Highly Efficient Antifouling Coating of Star-Shaped Block Copolymers with Variable Sizes of Hydrophobic Cores and Charge-Neutral Hydrophilic Arms
Abstract
Star-shaped block copolymers (SPs) have shown promise as antifouling coating materials on water purification membranes. The unique architectural design of these SPs, composed of covalently linked hydrophobic core and hydrophilic arms, offers the flexibility of tailoring the core and/or arm compositions to achieve properties on demand. Here, variable sizes of SPs with increasingly hydrophobic polystyrene cores (PSCs) and longer hydrophilic poly(ethylene glycol) (PEG) arms were synthesized to evaluate their coatability on polysulfone ultrafiltration (PSF UF) membranes and to study the effect of the hydrophilic PEG arm lengths on the antifouling properties of SP-coated membranes. The oleophobicity evaluated from underwater hexadecane contact angle (CA) measurements of SP-coated membranes increased by approximately 3 times, leading to almost 7 times improvement in permeation flux during oil emulsion filtration. No flux recovery was observed for the pristine PSF membrane, whereas 100% flux recovery ratio (FRR) was achieved for SP-coated membranes.

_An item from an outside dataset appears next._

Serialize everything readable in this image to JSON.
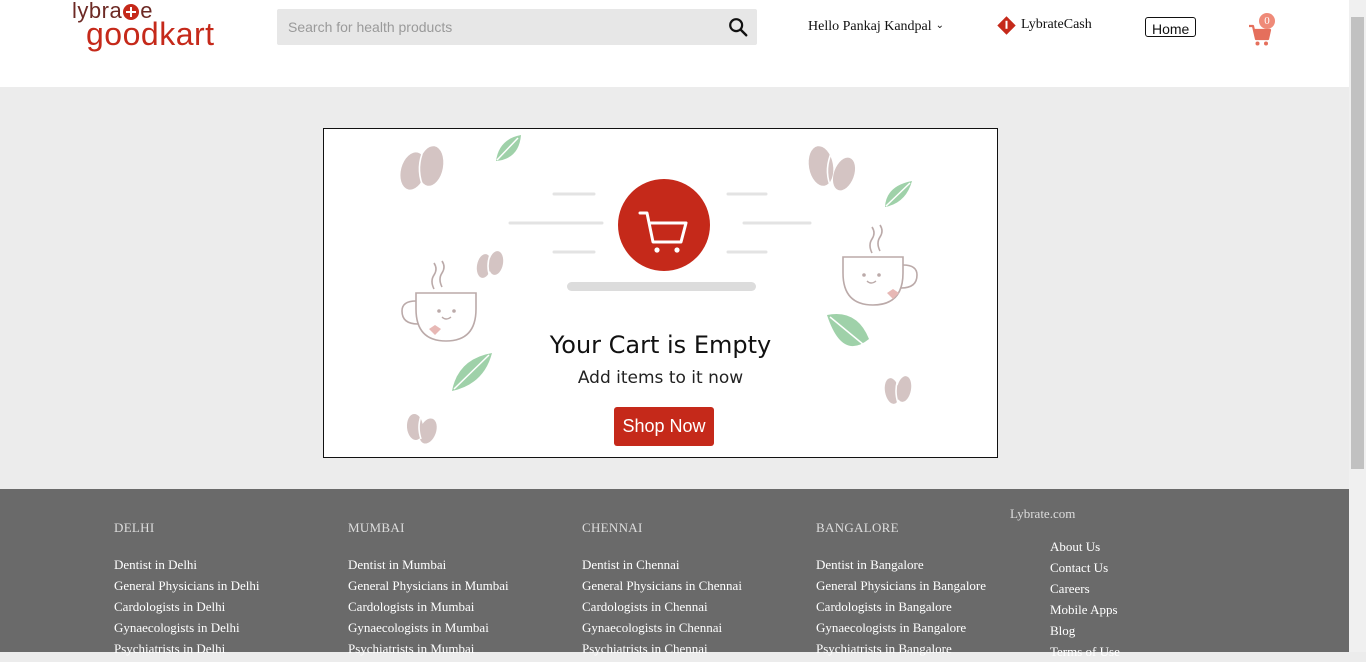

The filtration of bovine serum albumin (BSA) protein solution exhibited an improvement in the permeation flux by 2.7-8.9 times for SP-coated membranes. The FRR was only 64% for the pristine PSF membrane, as opposed to nearly 100% FRR for all SP-coated membranes. The stability of the SP coating was tested by rigorous washing with Tween 80 surfactant and three-cycle oil emulsion filtrations. Surfactant washing only removed the loosely bound extra layers of SP coating, leaving the surface-bound and pore-entrapped stable SP coating with remarkable antifouling properties. Since SP3 with the largest hydrophobic PSC showed much better performance, the effect of increasing its PEG arm length on the antifouling properties was studied further, and the largest size SP3 with the longest PEG arm was the optimum antifouling coating. This study provides insights into the design of block copolymer nanoarchitecture to develop antifouling surfaces of interest ranging from water purification to biomedical applications.